Virginia Beane Rutter served for many years on the National Board of ARAS as a representative from San Francisco. In this edition of ARAS Connections she presents an extraordinary series of modern paintings about the Amor and Psyche myth. Virginia has been a student and scholar of women’s initiation patterns and ceremonies for decades. She is in the fine lineage of early followers of Jung who comprised his 1929 dream seminar. These students were asked by Jung to study the archetypal dream symbolism of a Swiss businessman, one of whose dreams had the powerful image of a large cauldron filled with metal objects, some of which were crescents and some of which were crosses. The early group was divided into two and Joe Henderson joined Esther Harding’s section which focused on the “crescent”. This began both Henderson’s and Harding’s life long interest in rites of initiation in men and women. It is safe to say that Virginia Beane Rutter has carried on that early tradition in an unparalleled way in terms of her study of art, archaeology, and psychology.
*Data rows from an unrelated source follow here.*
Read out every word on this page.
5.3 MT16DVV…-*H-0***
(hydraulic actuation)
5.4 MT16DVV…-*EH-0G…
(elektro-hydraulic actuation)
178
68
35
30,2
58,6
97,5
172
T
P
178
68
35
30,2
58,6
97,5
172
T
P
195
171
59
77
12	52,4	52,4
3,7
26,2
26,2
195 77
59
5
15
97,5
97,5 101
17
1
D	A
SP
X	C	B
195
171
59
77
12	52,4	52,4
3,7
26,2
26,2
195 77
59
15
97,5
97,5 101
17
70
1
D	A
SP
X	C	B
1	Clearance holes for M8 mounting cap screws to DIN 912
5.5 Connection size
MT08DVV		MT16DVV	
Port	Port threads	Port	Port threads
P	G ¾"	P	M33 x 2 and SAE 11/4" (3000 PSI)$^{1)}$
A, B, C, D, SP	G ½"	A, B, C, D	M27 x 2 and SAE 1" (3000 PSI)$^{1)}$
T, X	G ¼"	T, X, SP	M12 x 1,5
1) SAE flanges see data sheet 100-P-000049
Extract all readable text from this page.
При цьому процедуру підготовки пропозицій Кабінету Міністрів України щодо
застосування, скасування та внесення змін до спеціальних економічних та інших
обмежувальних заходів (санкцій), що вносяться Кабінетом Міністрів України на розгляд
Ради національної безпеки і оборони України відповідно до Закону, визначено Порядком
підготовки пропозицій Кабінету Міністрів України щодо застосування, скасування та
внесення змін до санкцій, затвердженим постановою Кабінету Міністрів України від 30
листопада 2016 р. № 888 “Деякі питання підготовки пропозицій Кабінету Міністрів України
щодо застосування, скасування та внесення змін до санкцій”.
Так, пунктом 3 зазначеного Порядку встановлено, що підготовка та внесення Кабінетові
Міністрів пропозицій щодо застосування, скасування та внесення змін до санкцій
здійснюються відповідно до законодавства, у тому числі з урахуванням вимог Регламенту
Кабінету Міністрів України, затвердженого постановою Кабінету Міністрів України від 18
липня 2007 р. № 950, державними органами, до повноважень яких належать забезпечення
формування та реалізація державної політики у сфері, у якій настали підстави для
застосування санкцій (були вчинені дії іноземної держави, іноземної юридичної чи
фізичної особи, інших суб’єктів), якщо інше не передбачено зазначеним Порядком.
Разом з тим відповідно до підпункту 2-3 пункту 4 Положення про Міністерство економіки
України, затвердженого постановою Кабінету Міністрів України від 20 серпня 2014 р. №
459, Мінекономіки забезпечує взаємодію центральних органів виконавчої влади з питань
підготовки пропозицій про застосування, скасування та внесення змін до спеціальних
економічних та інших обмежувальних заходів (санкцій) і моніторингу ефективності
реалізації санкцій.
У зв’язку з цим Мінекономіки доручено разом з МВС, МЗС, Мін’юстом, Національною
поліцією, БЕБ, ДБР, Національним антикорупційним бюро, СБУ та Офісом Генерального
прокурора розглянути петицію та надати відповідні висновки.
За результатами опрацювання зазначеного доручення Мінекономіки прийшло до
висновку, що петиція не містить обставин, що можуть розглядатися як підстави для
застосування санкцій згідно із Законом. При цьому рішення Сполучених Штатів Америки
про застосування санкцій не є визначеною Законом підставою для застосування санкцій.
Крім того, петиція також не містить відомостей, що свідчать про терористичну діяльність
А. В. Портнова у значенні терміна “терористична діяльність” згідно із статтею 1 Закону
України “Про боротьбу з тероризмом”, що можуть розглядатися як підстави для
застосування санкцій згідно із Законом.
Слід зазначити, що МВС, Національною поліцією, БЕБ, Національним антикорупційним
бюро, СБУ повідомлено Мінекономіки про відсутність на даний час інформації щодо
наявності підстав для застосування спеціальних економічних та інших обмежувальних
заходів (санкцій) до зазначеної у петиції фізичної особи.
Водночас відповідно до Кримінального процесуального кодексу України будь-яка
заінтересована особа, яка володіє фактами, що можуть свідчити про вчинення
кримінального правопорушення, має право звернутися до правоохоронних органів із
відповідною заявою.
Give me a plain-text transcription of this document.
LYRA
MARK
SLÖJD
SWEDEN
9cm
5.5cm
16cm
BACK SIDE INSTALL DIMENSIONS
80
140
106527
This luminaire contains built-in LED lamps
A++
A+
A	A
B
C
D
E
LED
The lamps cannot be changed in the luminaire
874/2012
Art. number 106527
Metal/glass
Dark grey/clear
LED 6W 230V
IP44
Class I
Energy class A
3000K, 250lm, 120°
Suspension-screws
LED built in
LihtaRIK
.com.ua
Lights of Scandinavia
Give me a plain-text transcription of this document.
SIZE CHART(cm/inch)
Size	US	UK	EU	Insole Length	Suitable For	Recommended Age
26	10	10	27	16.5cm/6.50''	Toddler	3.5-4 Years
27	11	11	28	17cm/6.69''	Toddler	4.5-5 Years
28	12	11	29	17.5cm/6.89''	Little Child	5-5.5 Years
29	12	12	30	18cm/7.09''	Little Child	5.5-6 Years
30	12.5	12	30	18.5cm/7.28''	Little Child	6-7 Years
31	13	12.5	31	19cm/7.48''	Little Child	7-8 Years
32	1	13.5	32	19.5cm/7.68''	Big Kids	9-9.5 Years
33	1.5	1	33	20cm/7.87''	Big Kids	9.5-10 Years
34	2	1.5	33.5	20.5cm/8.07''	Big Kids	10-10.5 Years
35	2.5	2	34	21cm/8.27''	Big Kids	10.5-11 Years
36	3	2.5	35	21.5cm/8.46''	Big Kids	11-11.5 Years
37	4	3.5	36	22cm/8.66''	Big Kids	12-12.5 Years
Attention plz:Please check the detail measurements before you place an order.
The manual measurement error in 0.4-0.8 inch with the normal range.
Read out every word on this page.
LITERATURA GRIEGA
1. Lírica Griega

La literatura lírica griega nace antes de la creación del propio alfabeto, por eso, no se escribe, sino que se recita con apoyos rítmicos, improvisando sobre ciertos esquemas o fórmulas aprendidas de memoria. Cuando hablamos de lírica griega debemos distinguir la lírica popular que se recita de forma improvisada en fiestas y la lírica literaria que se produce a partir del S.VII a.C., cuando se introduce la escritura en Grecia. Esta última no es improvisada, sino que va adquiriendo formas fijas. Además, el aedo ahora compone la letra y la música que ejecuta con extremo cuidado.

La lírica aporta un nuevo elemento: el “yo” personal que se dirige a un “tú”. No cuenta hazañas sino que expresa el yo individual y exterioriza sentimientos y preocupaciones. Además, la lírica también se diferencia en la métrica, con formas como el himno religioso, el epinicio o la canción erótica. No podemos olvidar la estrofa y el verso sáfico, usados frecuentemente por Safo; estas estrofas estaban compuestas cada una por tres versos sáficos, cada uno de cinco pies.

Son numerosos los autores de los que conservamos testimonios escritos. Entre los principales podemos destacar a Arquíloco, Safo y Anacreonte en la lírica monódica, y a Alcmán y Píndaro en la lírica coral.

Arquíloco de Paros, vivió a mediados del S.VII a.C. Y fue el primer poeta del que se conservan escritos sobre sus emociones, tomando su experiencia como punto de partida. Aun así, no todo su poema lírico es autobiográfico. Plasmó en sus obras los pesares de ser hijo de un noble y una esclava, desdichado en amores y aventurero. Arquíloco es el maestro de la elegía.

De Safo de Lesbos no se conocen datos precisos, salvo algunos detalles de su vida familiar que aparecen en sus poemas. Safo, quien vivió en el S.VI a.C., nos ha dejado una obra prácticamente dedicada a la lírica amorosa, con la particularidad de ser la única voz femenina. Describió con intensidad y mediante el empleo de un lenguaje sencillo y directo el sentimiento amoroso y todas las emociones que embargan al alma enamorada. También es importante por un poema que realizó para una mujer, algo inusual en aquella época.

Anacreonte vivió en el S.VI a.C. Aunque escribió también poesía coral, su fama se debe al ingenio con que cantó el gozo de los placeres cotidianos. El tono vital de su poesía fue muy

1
Most importantly, she knows initiation patterns in depth from her exquisitely careful and insightful clinical work. It is rare for an analyst to be both scholarly adept and clinically astute. Beane Rutter’s studies of women’s initiation appear in three books, Woman Changing Woman: Restoring the Mother-Daughter Relationship, Celebrating Girls: Nurturing and Empowering our Daughters and Embracing Persephone: How to be the Mother You Want for the Daughter You Cherish. In addition, she has collaborated with Tom Kirsch and Tom Singer in editing Initiation: The Living Reality of an Archetype. And most recently, Virginia has teamed up with Tom Singer to co-edit two books based on their Greek Santorini Conferences. The first, Ancient Greece, Modern Psyche: Archetypes in the Making will be followed this spring by Ancient Greece, Modern Psyche: Archetypes Evolving. Whether Virginia is exploring the dreams of modern women and men or the ancient wall paintings of Thera in Santorini, she brings the same beautiful eye to unraveling and understanding the mysteries, myths and dreams of ancient and modern people alike. In a later edition of ARAS Connections another spectacular paper will be published on the Santorini wall paintings and the ancient Greek patterns of young women’s initiation rites they portray.